Страница 2 из 24
Какой и кем проснется сегодня? Я все оглядываюсь на березки и спешу, спешу к Ее пробуждению разделаться с желтой напастью. А потом — сто шагов пройти, и я смогу смотреть на Нее! Присесть на корточки перед лазом в нашу пещеру и не пропустить, ничего не упустить из мига Ее пробуждения…
3
Раем на зямлi выглядываў наш сад,
Я ў iм — Адам, яна ў iм — Ева,
Ў pai гэтым вецер быў нам бог i сват,
Вецвямi шлюб давала дрэва…
Когда первая березка поднялась из-под камней — слабенькая, хилая веточка, чудо из чудес на нашем тогда еще совершенно плешивом, крысином острове, — Она спросила, нет, крикнула:
— Кто это?!
Кто, а не что. Детски-языческое из Нее и теперь не все ушло-вышло.
Я почему-то помню время, когда мы, и я и Она, были детьми. В том-то и дело, что вроде бы одновременно.
Как я с несмелой мальчишеской влюбленностью подсматривал за Нею в стайке школьных подружек и как однажды ошеломлен был, когда увидел, как они с заговорщицкими и как бы слепыми лицами побежали в сторону школьной нашей уборной, только в другую дверь. Конечно, для меня это не было новостью, что они, как и мы, но чтобы — Она! Был оскорблен образ, нетелесный, эфирный, который во мне жил и от которого я все время немножко был как бы под наркозом.

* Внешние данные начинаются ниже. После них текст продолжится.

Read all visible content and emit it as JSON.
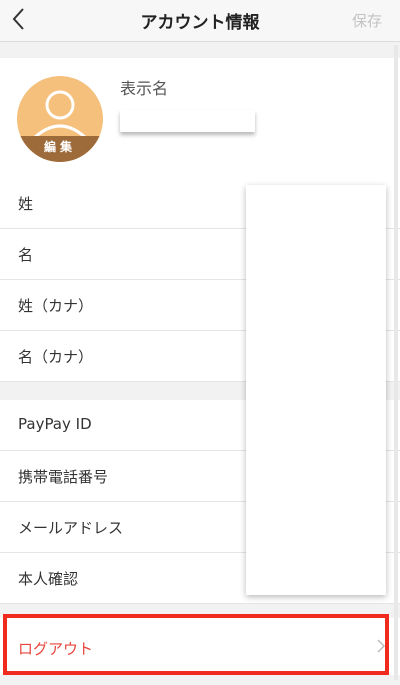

Помню Ее с бабушкой на катке. Бабушка держала на руках черную шубенку, пока внучка в белых высоких ботинках, голенастая, как аистенок, училась кататься на коньках, смешно, будто к горячему притрагивалась и тут же отдергивала ногу ото льда.
А вот Ее память этого не удерживает — упирается в березки, когда они были совсем веточками. Ну и, конечно, помнит вместе со мной беспанцирных черепах да шныряющих трехголовых крыс. Bпpoчем, какими-то кончиками память Ее протянута за таинственную стальную дверь, желтую от сырости, ржавчины. Которая за водопадом…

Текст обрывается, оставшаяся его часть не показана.